German Branch Office Registration

Regarding founding costs there are differences between the UG and the GmbH, because in the case of the GmbH one has to expect higher notary costs. The Open of Branch Office in Germany resembles in procedure to the situation where a private person were about to establish the limited liability company to be registered. In this case there would also be a person that ulterior to German affiliated company founding would manage the company’s affairs. Thus, the appointment of a manager is mandatory.
    What documents are there necessary for the establishment of Branch Office in Germany, or how to open a subsidiary in germany?
    In case the German commercial company is registered by another commercial company, the following company documents are necessary to be delivered by the founding member:

1. Decision


2. Actual Company Excerpt


3. Articles of Incorporation


4. Certificate of Fiscal Residence from the Tax and Financial Control


5. Bank Confirmation attesting that the company already has a current bank account


6. Corporate Resolution.


From the above mentioned six documents the first five do not need any special explanation, because these documents are to be partially detained by the company proprietor. Yet, the ones he does not detain can be obtained in a few days at the corresponding administrative offices and institutions.     Point six requires explanation because the commercial company needs to mention certain aspects within this resolution, in order for this to be acceptable at the German Registry Court.

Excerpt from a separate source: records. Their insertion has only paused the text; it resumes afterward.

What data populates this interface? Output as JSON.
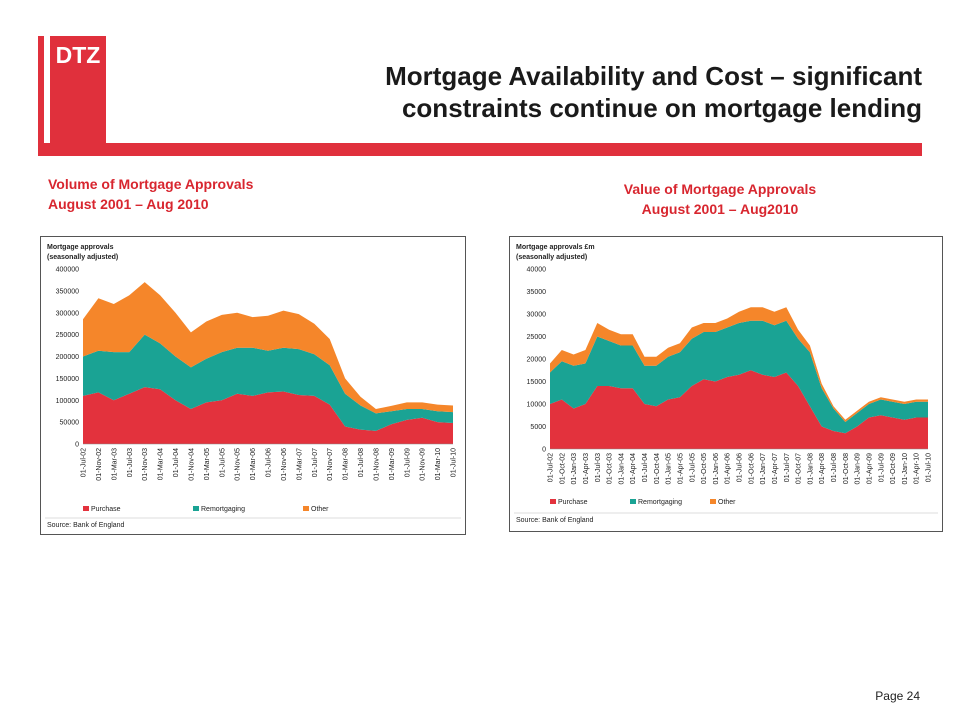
{
  "logo": {
    "text": "DTZ"
  },
  "title": {
    "line1": "Mortgage Availability and Cost – significant",
    "line2": "constraints continue on mortgage lending"
  },
  "subtitles": {
    "left_line1": "Volume of Mortgage Approvals",
    "left_line2": "August 2001 – Aug 2010",
    "right_line1": "Value of Mortgage Approvals",
    "right_line2": "August 2001 – Aug2010"
  },
  "page": {
    "label": "Page 24"
  },
  "colors": {
    "accent": "#e0303c",
    "purchase": "#e3323d",
    "remortgaging": "#1aa394",
    "other": "#f5862a"
  },
  "chart_data": [
    {
      "type": "area",
      "stacked": true,
      "title_line1": "Mortgage approvals",
      "title_line2": "(seasonally adjusted)",
      "source": "Source: Bank of England",
      "ylim": [
        0,
        400000
      ],
      "yticks": [
        0,
        50000,
        100000,
        150000,
        200000,
        250000,
        300000,
        350000,
        400000
      ],
      "xticklabels": [
        "01-Jul-02",
        "01-Nov-02",
        "01-Mar-03",
        "01-Jul-03",
        "01-Nov-03",
        "01-Mar-04",
        "01-Jul-04",
        "01-Nov-04",
        "01-Mar-05",
        "01-Jul-05",
        "01-Nov-05",
        "01-Mar-06",
        "01-Jul-06",
        "01-Nov-06",
        "01-Mar-07",
        "01-Jul-07",
        "01-Nov-07",
        "01-Mar-08",
        "01-Jul-08",
        "01-Nov-08",
        "01-Mar-09",
        "01-Jul-09",
        "01-Nov-09",
        "01-Mar-10",
        "01-Jul-10"
      ],
      "x": [
        "Jul-02",
        "Nov-02",
        "Mar-03",
        "Jul-03",
        "Nov-03",
        "Mar-04",
        "Jul-04",
        "Nov-04",
        "Mar-05",
        "Jul-05",
        "Nov-05",
        "Mar-06",
        "Jul-06",
        "Nov-06",
        "Mar-07",
        "Jul-07",
        "Nov-07",
        "Mar-08",
        "Jul-08",
        "Nov-08",
        "Mar-09",
        "Jul-09",
        "Nov-09",
        "Mar-10",
        "Jul-10"
      ],
      "legend": [
        "Purchase",
        "Remortgaging",
        "Other"
      ],
      "series": [
        {
          "name": "Purchase",
          "values": [
            110000,
            118000,
            100000,
            115000,
            130000,
            125000,
            100000,
            80000,
            95000,
            100000,
            115000,
            110000,
            118000,
            120000,
            112000,
            110000,
            90000,
            40000,
            33000,
            30000,
            45000,
            55000,
            60000,
            50000,
            48000
          ]
        },
        {
          "name": "Remortgaging",
          "values": [
            90000,
            95000,
            110000,
            95000,
            120000,
            105000,
            100000,
            95000,
            100000,
            110000,
            105000,
            110000,
            95000,
            100000,
            105000,
            95000,
            90000,
            75000,
            55000,
            40000,
            30000,
            25000,
            20000,
            25000,
            25000
          ]
        },
        {
          "name": "Other",
          "values": [
            85000,
            120000,
            110000,
            130000,
            120000,
            110000,
            100000,
            80000,
            85000,
            85000,
            80000,
            70000,
            80000,
            85000,
            80000,
            70000,
            60000,
            35000,
            20000,
            10000,
            12000,
            15000,
            15000,
            15000,
            15000
          ]
        }
      ]
    },
    {
      "type": "area",
      "stacked": true,
      "title_line1": "Mortgage approvals £m",
      "title_line2": "(seasonally adjusted)",
      "source": "Source: Bank of England",
      "ylim": [
        0,
        40000
      ],
      "yticks": [
        0,
        5000,
        10000,
        15000,
        20000,
        25000,
        30000,
        35000,
        40000
      ],
      "xticklabels": [
        "01-Jul-02",
        "01-Oct-02",
        "01-Jan-03",
        "01-Apr-03",
        "01-Jul-03",
        "01-Oct-03",
        "01-Jan-04",
        "01-Apr-04",
        "01-Jul-04",
        "01-Oct-04",
        "01-Jan-05",
        "01-Apr-05",
        "01-Jul-05",
        "01-Oct-05",
        "01-Jan-06",
        "01-Apr-06",
        "01-Jul-06",
        "01-Oct-06",
        "01-Jan-07",
        "01-Apr-07",
        "01-Jul-07",
        "01-Oct-07",
        "01-Jan-08",
        "01-Apr-08",
        "01-Jul-08",
        "01-Oct-08",
        "01-Jan-09",
        "01-Apr-09",
        "01-Jul-09",
        "01-Oct-09",
        "01-Jan-10",
        "01-Apr-10",
        "01-Jul-10"
      ],
      "x": [
        "Jul-02",
        "Oct-02",
        "Jan-03",
        "Apr-03",
        "Jul-03",
        "Oct-03",
        "Jan-04",
        "Apr-04",
        "Jul-04",
        "Oct-04",
        "Jan-05",
        "Apr-05",
        "Jul-05",
        "Oct-05",
        "Jan-06",
        "Apr-06",
        "Jul-06",
        "Oct-06",
        "Jan-07",
        "Apr-07",
        "Jul-07",
        "Oct-07",
        "Jan-08",
        "Apr-08",
        "Jul-08",
        "Oct-08",
        "Jan-09",
        "Apr-09",
        "Jul-09",
        "Oct-09",
        "Jan-10",
        "Apr-10",
        "Jul-10"
      ],
      "legend": [
        "Purchase",
        "Remortgaging",
        "Other"
      ],
      "series": [
        {
          "name": "Purchase",
          "values": [
            10000,
            11000,
            9000,
            10000,
            14000,
            14000,
            13500,
            13500,
            10000,
            9500,
            11000,
            11500,
            14000,
            15500,
            15000,
            16000,
            16500,
            17500,
            16500,
            16000,
            17000,
            14000,
            9500,
            5000,
            4000,
            3500,
            5000,
            7000,
            7500,
            7000,
            6500,
            7000,
            7000
          ]
        },
        {
          "name": "Remortgaging",
          "values": [
            7000,
            8500,
            9500,
            9000,
            11000,
            10000,
            9500,
            9500,
            8500,
            9000,
            9500,
            10000,
            10500,
            10500,
            11000,
            11000,
            11500,
            11000,
            12000,
            11500,
            11500,
            10500,
            12000,
            8500,
            5000,
            2500,
            3000,
            3000,
            3500,
            3500,
            3500,
            3500,
            3500
          ]
        },
        {
          "name": "Other",
          "values": [
            2000,
            2500,
            2500,
            3000,
            3000,
            2500,
            2500,
            2500,
            2000,
            2000,
            2000,
            2000,
            2500,
            2000,
            2000,
            2000,
            2500,
            3000,
            3000,
            3000,
            3000,
            2000,
            1500,
            1000,
            500,
            500,
            500,
            500,
            500,
            500,
            500,
            500,
            500
          ]
        }
      ]
    }
  ]
}
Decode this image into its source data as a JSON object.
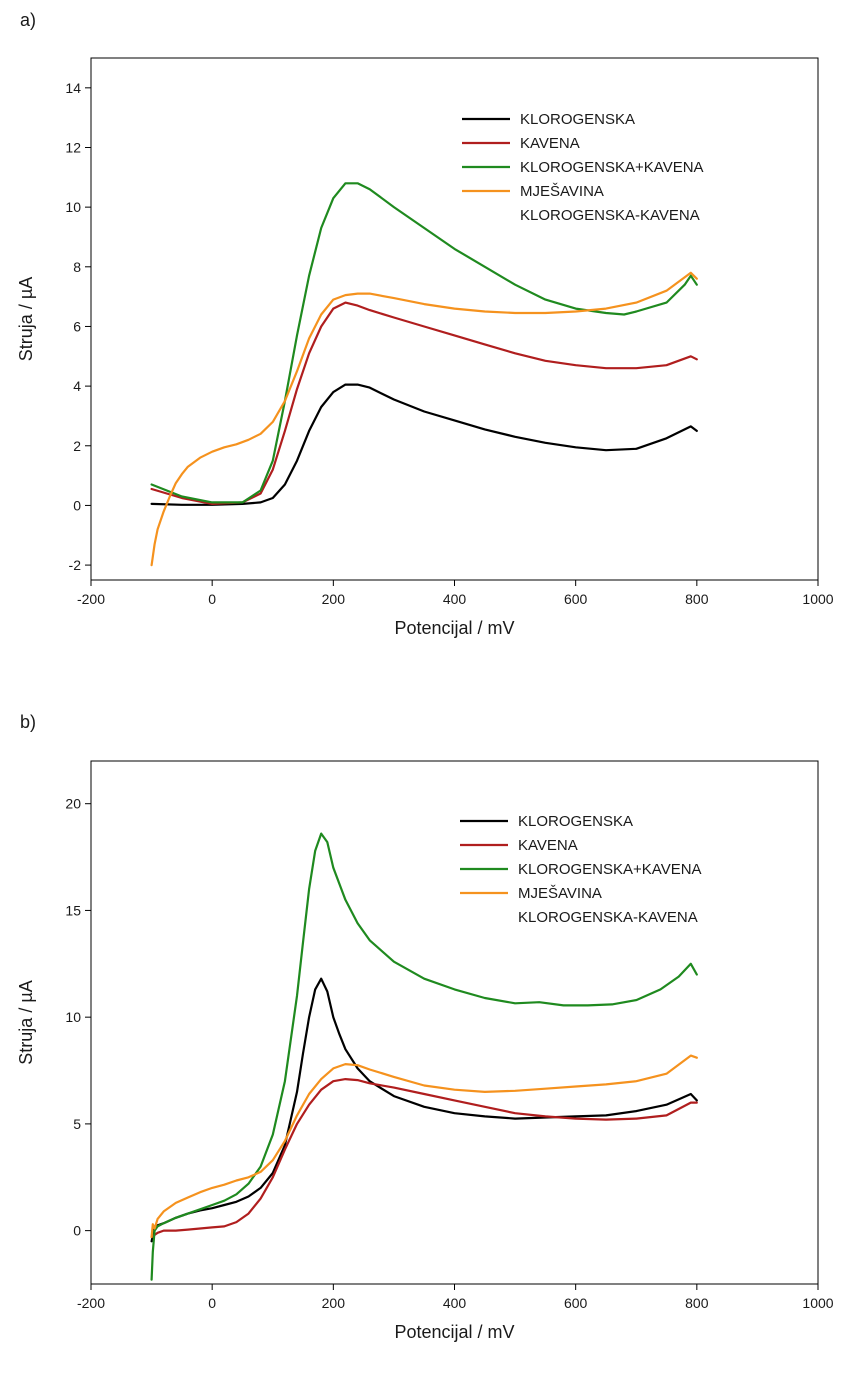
{
  "chart_data": [
    {
      "type": "line",
      "panel_label": "a)",
      "xlabel": "Potencijal / mV",
      "ylabel": "Struja / µA",
      "xlim": [
        -200,
        1000
      ],
      "ylim": [
        -2.5,
        15
      ],
      "xticks": [
        -200,
        0,
        200,
        400,
        600,
        800,
        1000
      ],
      "yticks": [
        -2,
        0,
        2,
        4,
        6,
        8,
        10,
        12,
        14
      ],
      "grid": false,
      "legend": "top-right",
      "series": [
        {
          "name": "KLOROGENSKA",
          "color": "#000000",
          "x": [
            -100,
            -50,
            0,
            50,
            80,
            100,
            120,
            140,
            160,
            180,
            200,
            220,
            240,
            260,
            280,
            300,
            350,
            400,
            450,
            500,
            550,
            600,
            650,
            700,
            750,
            790,
            800
          ],
          "y": [
            0.05,
            0.02,
            0.02,
            0.05,
            0.1,
            0.25,
            0.7,
            1.5,
            2.5,
            3.3,
            3.8,
            4.05,
            4.05,
            3.95,
            3.75,
            3.55,
            3.15,
            2.85,
            2.55,
            2.3,
            2.1,
            1.95,
            1.85,
            1.9,
            2.25,
            2.65,
            2.5
          ]
        },
        {
          "name": "KAVENA",
          "color": "#b01e1e",
          "x": [
            -100,
            -50,
            0,
            50,
            80,
            100,
            120,
            140,
            160,
            180,
            200,
            220,
            240,
            260,
            300,
            350,
            400,
            450,
            500,
            550,
            600,
            650,
            700,
            750,
            790,
            800
          ],
          "y": [
            0.55,
            0.25,
            0.05,
            0.1,
            0.4,
            1.2,
            2.5,
            3.9,
            5.1,
            6.0,
            6.6,
            6.8,
            6.7,
            6.55,
            6.3,
            6.0,
            5.7,
            5.4,
            5.1,
            4.85,
            4.7,
            4.6,
            4.6,
            4.7,
            5.0,
            4.9
          ]
        },
        {
          "name": "KLOROGENSKA+KAVENA",
          "color": "#1f8a1f",
          "x": [
            -100,
            -50,
            0,
            50,
            80,
            100,
            120,
            140,
            160,
            180,
            200,
            220,
            240,
            260,
            300,
            350,
            400,
            450,
            500,
            550,
            600,
            650,
            680,
            700,
            750,
            780,
            790,
            800
          ],
          "y": [
            0.7,
            0.3,
            0.1,
            0.1,
            0.5,
            1.5,
            3.5,
            5.7,
            7.7,
            9.3,
            10.3,
            10.8,
            10.8,
            10.6,
            10.0,
            9.3,
            8.6,
            8.0,
            7.4,
            6.9,
            6.6,
            6.45,
            6.4,
            6.5,
            6.8,
            7.4,
            7.7,
            7.4
          ]
        },
        {
          "name": "MJEŠAVINA KLOROGENSKA-KAVENA",
          "color": "#f5921e",
          "x": [
            -100,
            -95,
            -90,
            -80,
            -70,
            -60,
            -50,
            -40,
            -20,
            0,
            20,
            40,
            60,
            80,
            100,
            120,
            140,
            160,
            180,
            200,
            220,
            240,
            260,
            300,
            350,
            400,
            450,
            500,
            550,
            600,
            650,
            700,
            750,
            790,
            800
          ],
          "y": [
            -2.0,
            -1.3,
            -0.8,
            -0.2,
            0.3,
            0.75,
            1.05,
            1.3,
            1.6,
            1.8,
            1.95,
            2.05,
            2.2,
            2.4,
            2.8,
            3.5,
            4.5,
            5.6,
            6.4,
            6.9,
            7.05,
            7.1,
            7.1,
            6.95,
            6.75,
            6.6,
            6.5,
            6.45,
            6.45,
            6.5,
            6.6,
            6.8,
            7.2,
            7.8,
            7.6
          ]
        }
      ]
    },
    {
      "type": "line",
      "panel_label": "b)",
      "xlabel": "Potencijal / mV",
      "ylabel": "Struja / µA",
      "xlim": [
        -200,
        1000
      ],
      "ylim": [
        -2.5,
        22
      ],
      "xticks": [
        -200,
        0,
        200,
        400,
        600,
        800,
        1000
      ],
      "yticks": [
        0,
        5,
        10,
        15,
        20
      ],
      "grid": false,
      "legend": "top-right",
      "series": [
        {
          "name": "KLOROGENSKA",
          "color": "#000000",
          "x": [
            -100,
            -95,
            -80,
            -60,
            -40,
            -20,
            0,
            20,
            40,
            60,
            80,
            100,
            120,
            140,
            150,
            160,
            170,
            180,
            190,
            200,
            210,
            220,
            240,
            260,
            300,
            350,
            400,
            450,
            500,
            550,
            600,
            650,
            700,
            750,
            790,
            800
          ],
          "y": [
            -0.5,
            0.2,
            0.35,
            0.6,
            0.8,
            0.95,
            1.05,
            1.2,
            1.35,
            1.6,
            2.0,
            2.7,
            4.0,
            6.5,
            8.3,
            10.0,
            11.3,
            11.8,
            11.2,
            10.0,
            9.2,
            8.5,
            7.6,
            7.0,
            6.3,
            5.8,
            5.5,
            5.35,
            5.25,
            5.3,
            5.35,
            5.4,
            5.6,
            5.9,
            6.4,
            6.1
          ]
        },
        {
          "name": "KAVENA",
          "color": "#b01e1e",
          "x": [
            -100,
            -90,
            -80,
            -60,
            -40,
            -20,
            0,
            20,
            40,
            60,
            80,
            100,
            120,
            140,
            160,
            180,
            200,
            220,
            240,
            260,
            300,
            350,
            400,
            450,
            500,
            550,
            600,
            650,
            700,
            750,
            790,
            800
          ],
          "y": [
            -0.3,
            -0.1,
            0.0,
            0.0,
            0.05,
            0.1,
            0.15,
            0.2,
            0.4,
            0.8,
            1.5,
            2.5,
            3.8,
            5.0,
            5.9,
            6.6,
            7.0,
            7.1,
            7.05,
            6.9,
            6.7,
            6.4,
            6.1,
            5.8,
            5.5,
            5.35,
            5.25,
            5.2,
            5.25,
            5.4,
            6.0,
            6.0
          ]
        },
        {
          "name": "KLOROGENSKA+KAVENA",
          "color": "#1f8a1f",
          "x": [
            -100,
            -98,
            -95,
            -90,
            -80,
            -60,
            -40,
            -20,
            0,
            20,
            40,
            60,
            80,
            100,
            120,
            140,
            150,
            160,
            170,
            180,
            190,
            200,
            220,
            240,
            260,
            300,
            350,
            400,
            450,
            500,
            540,
            580,
            620,
            660,
            700,
            740,
            770,
            790,
            800
          ],
          "y": [
            -2.3,
            -1.0,
            0.0,
            0.2,
            0.35,
            0.6,
            0.8,
            1.0,
            1.2,
            1.4,
            1.7,
            2.2,
            3.0,
            4.5,
            7.0,
            11.0,
            13.5,
            16.0,
            17.8,
            18.6,
            18.2,
            17.0,
            15.5,
            14.4,
            13.6,
            12.6,
            11.8,
            11.3,
            10.9,
            10.65,
            10.7,
            10.55,
            10.55,
            10.6,
            10.8,
            11.3,
            11.9,
            12.5,
            12.0
          ]
        },
        {
          "name": "MJEŠAVINA KLOROGENSKA-KAVENA",
          "color": "#f5921e",
          "x": [
            -100,
            -98,
            -95,
            -90,
            -80,
            -60,
            -40,
            -20,
            0,
            20,
            40,
            60,
            80,
            100,
            120,
            140,
            160,
            180,
            200,
            220,
            240,
            260,
            300,
            350,
            400,
            450,
            500,
            550,
            600,
            650,
            700,
            750,
            790,
            800
          ],
          "y": [
            -0.3,
            0.3,
            0.1,
            0.55,
            0.9,
            1.3,
            1.55,
            1.8,
            2.0,
            2.15,
            2.35,
            2.5,
            2.75,
            3.3,
            4.2,
            5.4,
            6.4,
            7.1,
            7.6,
            7.8,
            7.75,
            7.55,
            7.2,
            6.8,
            6.6,
            6.5,
            6.55,
            6.65,
            6.75,
            6.85,
            7.0,
            7.35,
            8.2,
            8.1
          ]
        }
      ]
    }
  ]
}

The corporate resolution is issued by the company managers and needs to be signed by all members, including the manager. Within the company resolution the company leaders decide to establish a subsidiary company in Germany for which they would like to obtain the German tax reference number. The resolution needs to mirror the entire company information, like court registry number, VAT tax reference number, company name, headquarters address, the owners and manager’s entire personal data, such as name, place and date of birth, address, identity card or passport number, its issuing date, personal identification number, whereas the company appoints a person in charge of the German affiliated company that would manage the company’s activity. This appointed person’s entire personal data needs to be encompassed within the resolution, this person needing to be mandated in the name of the holding company to sign all documents related to German affiliated company registration.
    The affiliated company needs to have a Virtual Office too. This can also be provided by our agency. The corporate resolution needs to encompass the company’s headquarters address, which is represented by our office’s address.
    Naturally, all these documents need to be translated by a licensed translator into the German language and need to be authenticated by the notary, in order to be accepted as authentic documents by the Chamber of Industry and Commerce.
    The moment all these documents are at our disposal the appointed manager needs to travel to Berlin in order to sign the registration application. In case he is not willing to travel to fulfill signatures, the registration can be arranged by a mandate. This document needs to be issued by the manager of the holding company for our co-worker, giving him the right to register the affiliated company at the Chamber of Industry and Commerce, the tax office and the Registry Court.